Para o levantamento dos dados, foi utilizado um formulário elaborado pelos pesquisadores, no qual foram preenchidos dados referentes à identificação da criança (gênero e idade), ao uso de fármacos sedoanalgésicos, suas respectivas doses, forma de interrupção (abrupta ou gradual) e duração da terapia, além da indicação clínica de ventilação mecânica de acordo com a afecção de base (sepse, disfunção pulmonar, distúrbio neurológico e disfunção cardiovascular). Os casos de síndrome de abstinência foram identificados através de pesquisa de registro médico em prontuário, baseado em sinais e sintomas característicos manifestados durante o desmame dos fármacos.
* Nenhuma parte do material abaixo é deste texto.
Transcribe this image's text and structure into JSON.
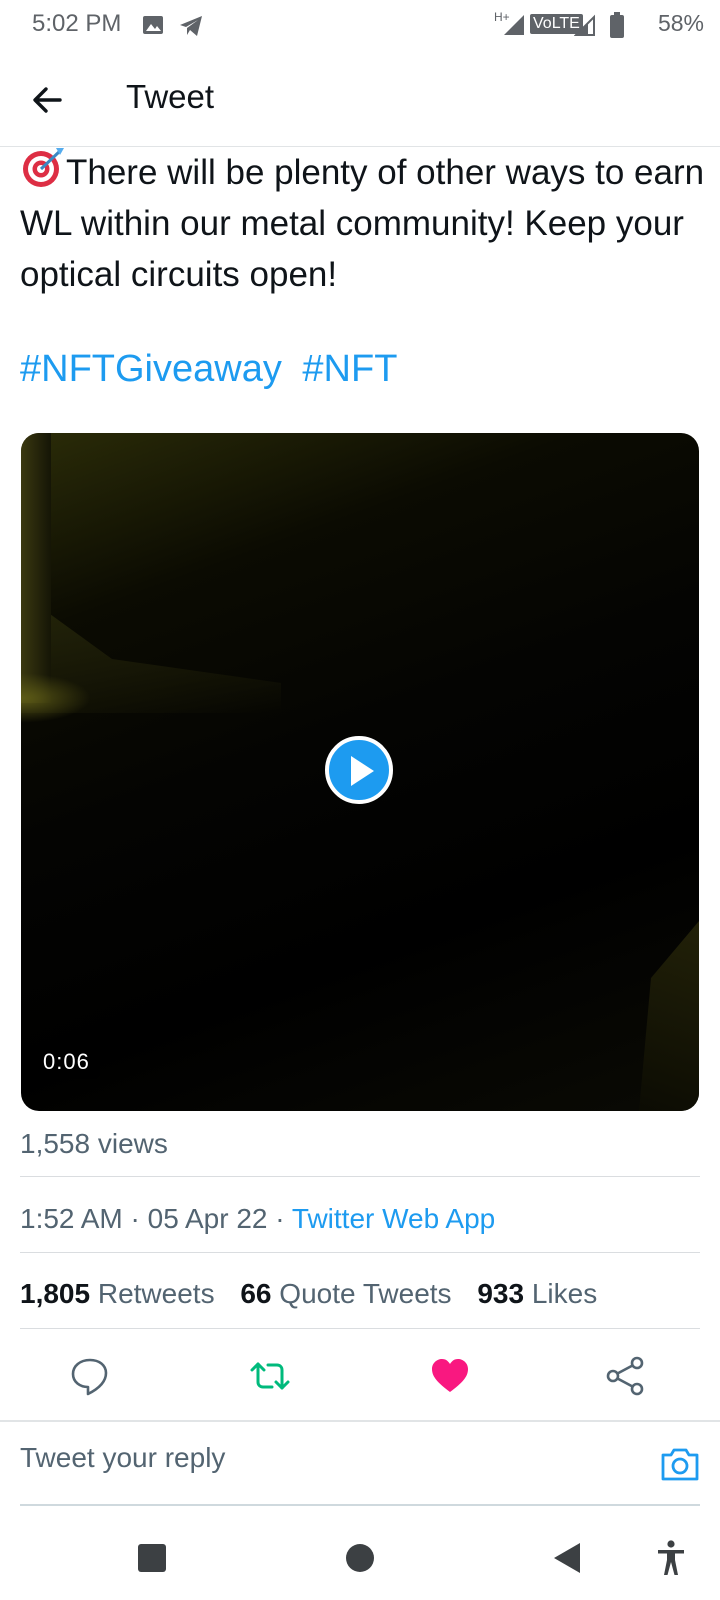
{
  "status_bar": {
    "time": "5:02 PM",
    "network": "H+",
    "volte": "VoLTE",
    "battery": "58%"
  },
  "header": {
    "title": "Tweet",
    "back_icon": "arrow-left-icon"
  },
  "tweet": {
    "emoji": "direct-hit-target-icon",
    "text": "There will be plenty of other ways to earn WL within our metal community! Keep your optical circuits open!",
    "hashtags": [
      "#NFTGiveaway",
      "#NFT"
    ]
  },
  "video": {
    "duration": "0:06",
    "play_icon": "play-icon"
  },
  "views": "1,558 views",
  "meta": {
    "time": "1:52 AM",
    "separator": "·",
    "date": "05 Apr 22",
    "source": "Twitter Web App"
  },
  "stats": {
    "retweets_count": "1,805",
    "retweets_label": "Retweets",
    "quotes_count": "66",
    "quotes_label": "Quote Tweets",
    "likes_count": "933",
    "likes_label": "Likes"
  },
  "actions": {
    "reply_icon": "reply-bubble-icon",
    "retweet_icon": "retweet-icon",
    "like_icon": "heart-icon",
    "share_icon": "share-icon",
    "retweet_color": "#00ba7c",
    "like_color": "#f91880"
  },
  "reply": {
    "placeholder": "Tweet your reply",
    "camera_icon": "camera-icon"
  },
  "colors": {
    "accent": "#1d9bf0",
    "text": "#0f1419",
    "secondary": "#536471"
  }
}
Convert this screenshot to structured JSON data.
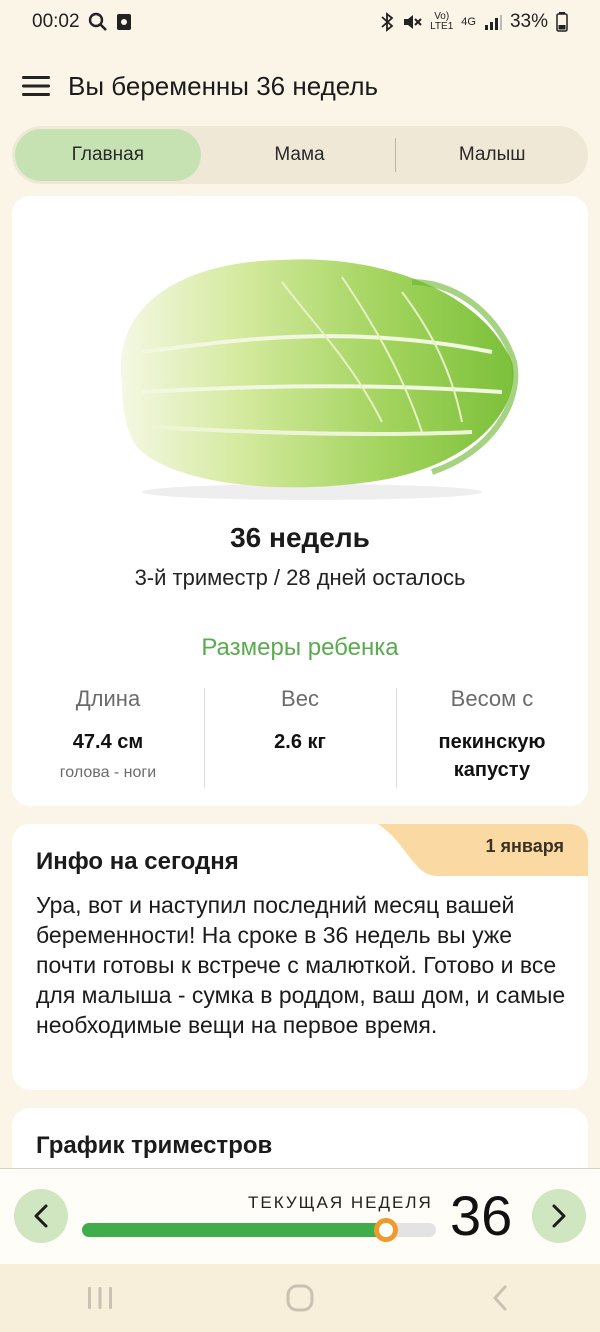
{
  "status_bar": {
    "time": "00:02",
    "battery": "33%",
    "network": "4G",
    "volte": "LTE1"
  },
  "app_bar": {
    "title": "Вы беременны 36 недель"
  },
  "tabs": [
    {
      "label": "Главная",
      "active": true
    },
    {
      "label": "Мама",
      "active": false
    },
    {
      "label": "Малыш",
      "active": false
    }
  ],
  "week_card": {
    "illustration": "chinese-cabbage",
    "week_title": "36 недель",
    "subtitle": "3-й триместр / 28 дней осталось",
    "sizes_title": "Размеры ребенка",
    "metrics": [
      {
        "label": "Длина",
        "value": "47.4 см",
        "note": "голова - ноги"
      },
      {
        "label": "Вес",
        "value": "2.6 кг",
        "note": ""
      },
      {
        "label": "Весом с",
        "value": "пекинскую капусту",
        "note": ""
      }
    ]
  },
  "info_card": {
    "title": "Инфо на сегодня",
    "date": "1 января",
    "text": "Ура, вот и наступил последний месяц вашей беременности! На сроке в 36 недель вы уже почти готовы к встрече с малюткой. Готово и все для малыша - сумка в роддом, ваш дом, и самые необходимые вещи на первое время."
  },
  "trimester_card": {
    "title": "График триместров"
  },
  "week_bar": {
    "label": "ТЕКУЩАЯ НЕДЕЛЯ",
    "week": "36",
    "progress": 0.86
  },
  "colors": {
    "accent_green": "#3fae4a",
    "tab_active": "#c6e2b3",
    "knob_orange": "#f09a2c",
    "date_flag": "#fbd9a2"
  }
}
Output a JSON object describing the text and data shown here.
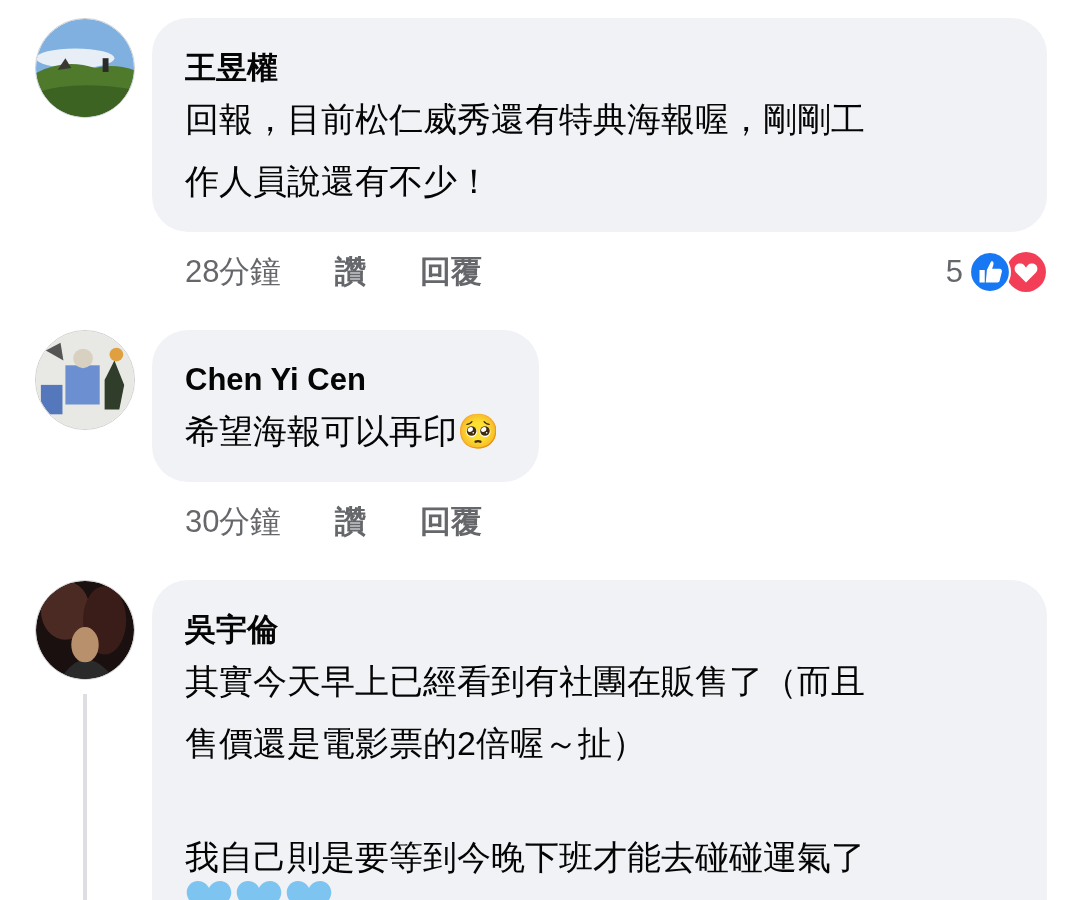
{
  "comments": [
    {
      "kind": "text",
      "author": "王昱權",
      "paragraphs": [
        [
          "回報，目前松仁威秀還有特典海報喔，剛剛工",
          "作人員說還有不少！"
        ]
      ],
      "time": "28分鐘",
      "actions": [
        "讚",
        "回覆"
      ],
      "reactions": {
        "count": "5"
      },
      "avatar": {
        "kind": "picture"
      },
      "thread": false
    },
    {
      "kind": "text",
      "author": "Chen Yi Cen",
      "paragraphs": [
        [
          "希望海報可以再印🥺"
        ]
      ],
      "time": "30分鐘",
      "actions": [
        "讚",
        "回覆"
      ],
      "avatar": {
        "kind": "picture"
      },
      "thread": false
    },
    {
      "kind": "text_hearts",
      "author": "吳宇倫",
      "paragraphs": [
        [
          "其實今天早上已經看到有社團在販售了（而且",
          "售價還是電影票的2倍喔～扯）"
        ],
        [
          "我自己則是要等到今晚下班才能去碰碰運氣了"
        ]
      ],
      "avatar": {
        "kind": "picture"
      },
      "thread": true
    }
  ]
}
Os dados foram expostos numa planilha do Microsoft Office Excel 2010® e, em seguida, analisados no software R versão 3.2.2 para Windows®. Para a comparação entre duas médias, quando os dados foram normais e homogêneos, utilizou-se o teste t de Student para amostras independentes, quando não, utilizou-se o teste de Mann-Whitney. Testou-se a associação entre as variáveis categóricas por meio do teste exato de Fisher, pois algumas caselas apresentaram valores menores que 5. Os dados foram considerados significativos com valores de p abaixo de 0,05.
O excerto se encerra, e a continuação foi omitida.